Iwasaki W, Miya Y, Horikoshi N, Osakabe A, Taguchi H, Tachiwana H, Shibata T, Kagawa W, Kurumizaka H (2013): "Contribution of histone N-terminal tails to the structure and stability of nucleosomes." FEBS Open Bio, 3, 363-369. doi: 10.1016/j.fob.2013.08.007.

Abstract

Histones are the protein components of the nucleosome, which forms the basic architecture of eukaryotic chromatin. Histones H2A, H2B, H3, and H4 are composed of two common regions, the "histone fold" and the "histone tail". Many efforts have been focused on the mechanisms by which the post-translational modifications of histone tails regulate the higher-order chromatin architecture.

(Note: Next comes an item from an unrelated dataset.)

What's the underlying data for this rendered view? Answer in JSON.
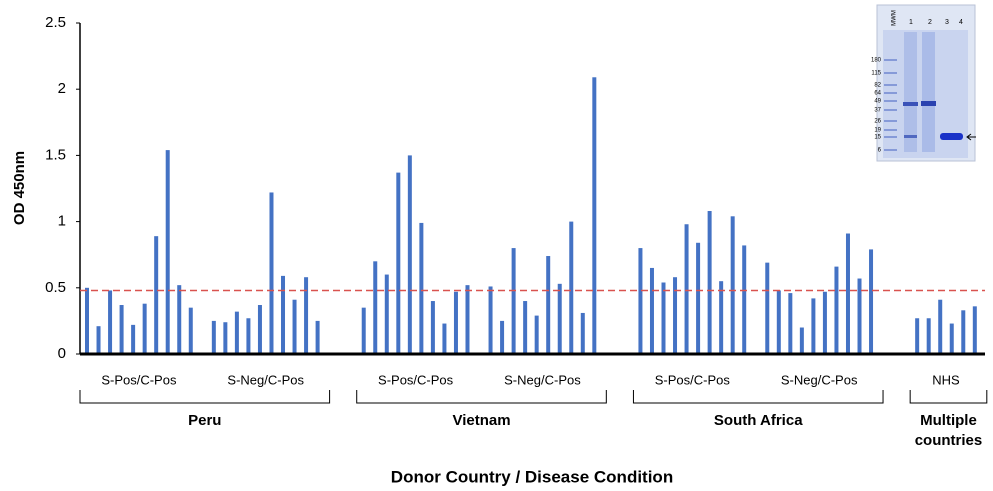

On the other hand, previous biochemical studies have suggested that histone tails also affect the structure and stability of the nucleosome core particle itself. However, the precise contributions of each histone tail are unclear. In the present study, we determined the crystal structures of four mutant nucleosomes, in which one of the four histones, H2A, H2B, H3, or H4, lacked the N-terminal tail. We found that the deletion of the H2B or H3 N-terminal tail affected histone-DNA interactions and substantially decreased nucleosome stability. These findings provide important information for understanding the complex roles of histone tails in regulating chromatin structure.